In the end, I suggest that there is something to be said for the Westminster Confession of Faith understanding of how "assurance of salvation" works, but as applied to knowledge and certainty of the divine existence:
This infallible assurance doth not so belong to the essence of faith, but that a true believer may wait long, and conflict with many difficulties, before he be partaker of it: yet, being enabled by the Spirit to know the things which are freely given him of God, he may, without extraordinary revelation in the right use of ordinary means, attain thereunto.
Thus, the "infallible assurance" or knowledge by rigorous proof, does not "belong to the essence of faith", and true believers may have to wait long, very long, (or even ever in this life!) before they can partake or acquire such rigorous proof.
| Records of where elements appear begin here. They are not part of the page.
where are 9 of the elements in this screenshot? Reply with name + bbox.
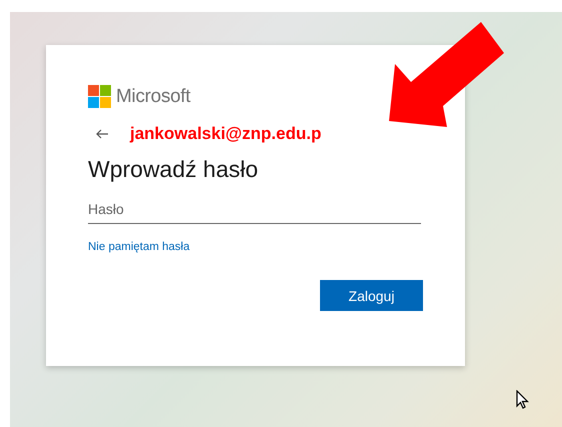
brand-name: Microsoft	[116, 86, 190, 108]
account-email: jankowalski@znp.edu.p	[130, 124, 322, 144]
arrow-icon	[386, 20, 506, 130]
forgot-password-link[interactable]: Nie pamiętam hasła	[88, 241, 190, 253]
sign-in-button[interactable]: Zaloguj	[320, 280, 423, 311]
password-field[interactable]: Hasło	[88, 197, 421, 224]
logo-icon	[88, 85, 111, 108]
page-title: Wprowadź hasło	[88, 156, 260, 183]
cursor-icon	[516, 390, 529, 410]
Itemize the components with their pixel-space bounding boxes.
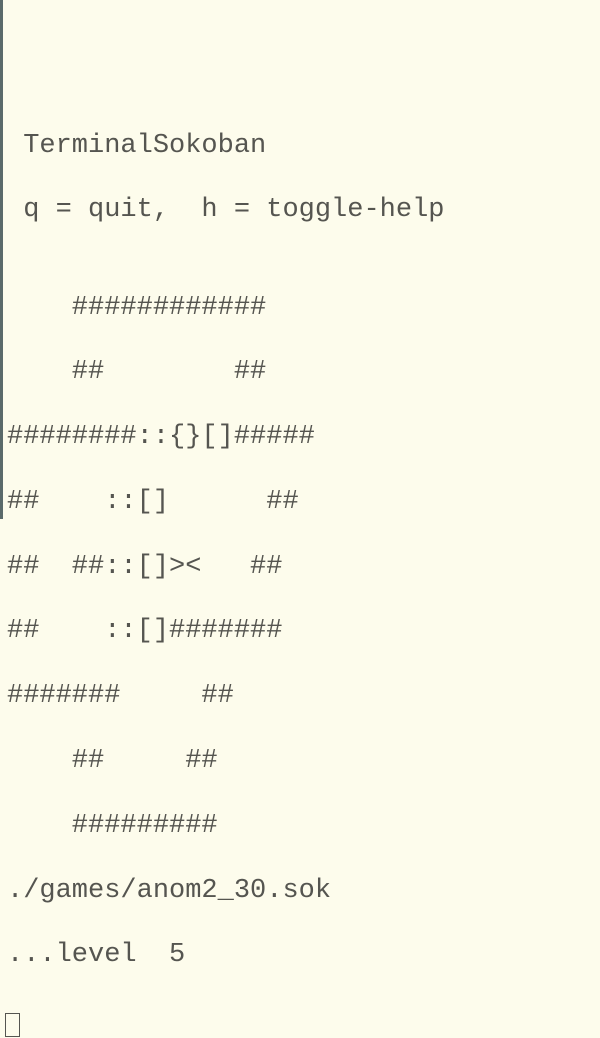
board-row: ## ##::[]>< ## [7, 551, 600, 583]
source-file-path: ./games/anom2_30.sok [7, 875, 600, 907]
level-number-label: ...level 5 [7, 939, 600, 971]
board-row: ############ [7, 292, 600, 324]
board-row: ## ::[] ## [7, 486, 600, 518]
board-row: ######### [7, 810, 600, 842]
help-hint: q = quit, h = toggle-help [7, 194, 600, 226]
app-title: TerminalSokoban [7, 130, 600, 162]
board-row: ## ::[]####### [7, 615, 600, 647]
board-row: ## ## [7, 356, 600, 388]
terminal-cursor [5, 1013, 20, 1037]
board-row: ########::{}[]##### [7, 421, 600, 453]
board-row: ####### ## [7, 680, 600, 712]
board-row: ## ## [7, 745, 600, 777]
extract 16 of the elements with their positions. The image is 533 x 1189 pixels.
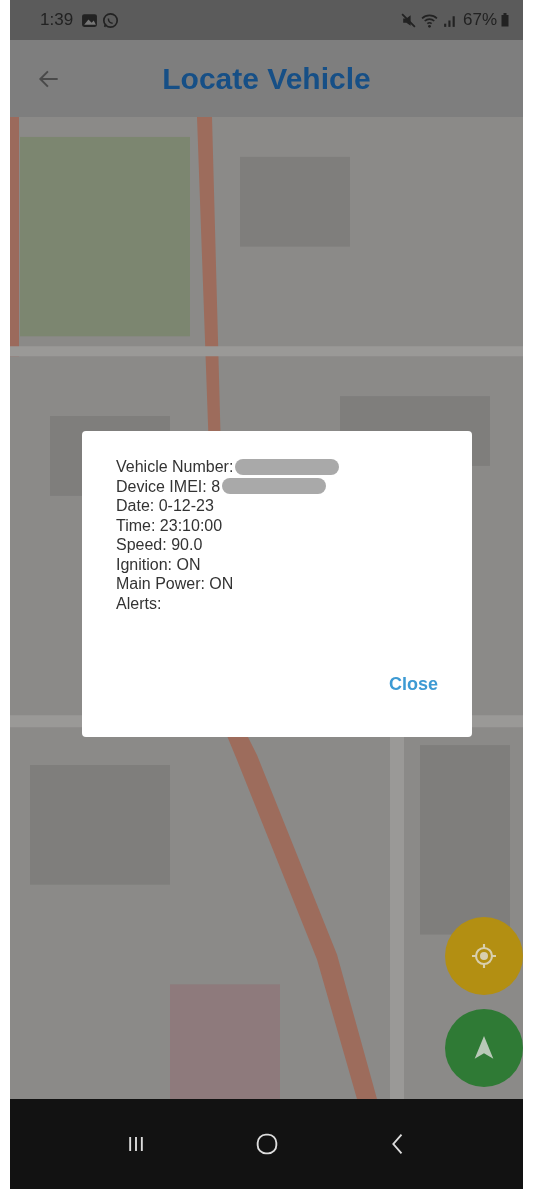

Yet, such rigorous infallible proofs are not required nor demanded by faith, and that is the essence of presuppositionalism: rigorous proofs come after presupposing or being willing to belief, and they are the gifts to some of the faithful after long and hard pursuit, but does not constitute the essence of faith. In the mean time, there are many (c) kind "evidences" and rhetorically helpful illustrations which can be given to point the way to the knowledge of faith.